Psycholgists from the University of Portsmouth wanted to examine our ability to assess real threats in strangers as we age against a backdrop of the debate about the effects of fear of crime in older people. They compared threat perception in 39 people aged 59-91, and in 87 people aged 20-28.

Ninety-five per cent of both groups correctly gauged the aggression, or level of intimidation, of five women and four men filmed walking on a treadmill.

The walkers had been selected after taking an ‘aggression test' to ensure they represented a wide cross-section of degrees of aggression.

Dr Liam Satchell, who headed the research team, said: ‘Older people can be reassured that their gut instincts about who is posing a danger are, generally, excellent. There was no difference in the ability of each adult group.

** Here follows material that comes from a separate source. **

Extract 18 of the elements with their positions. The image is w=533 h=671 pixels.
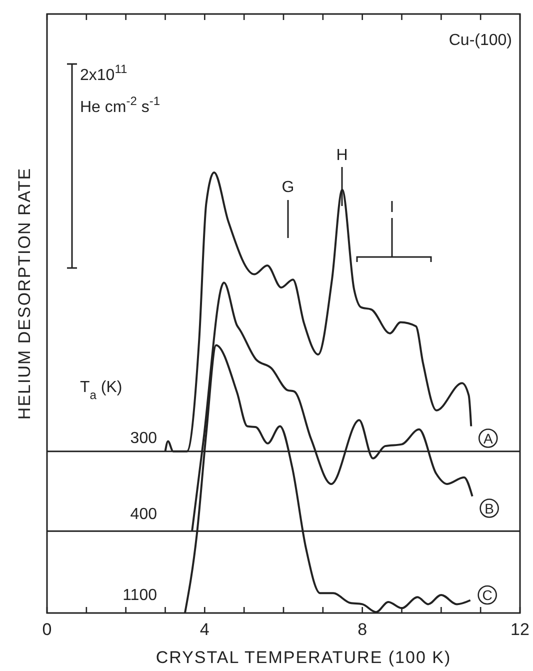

The results could encourage older people to recognise they are street smart, that their gut instincts are spot on.'

The study, published in Europe's Journal of Psychology, is the latest in a series of research projects Satchell has led which together build a picture of how well we recognise the aggression of an approaching person from childhood to old age.

He has found that as children we are generally poor at judging threat. Some 13 to 15 year olds were are accurate in their assessments of threat, but there is a lot of variation in young people's reliability.

However, we develop sharper instincts around the age of 18-20, and these instincts do not decline as we age.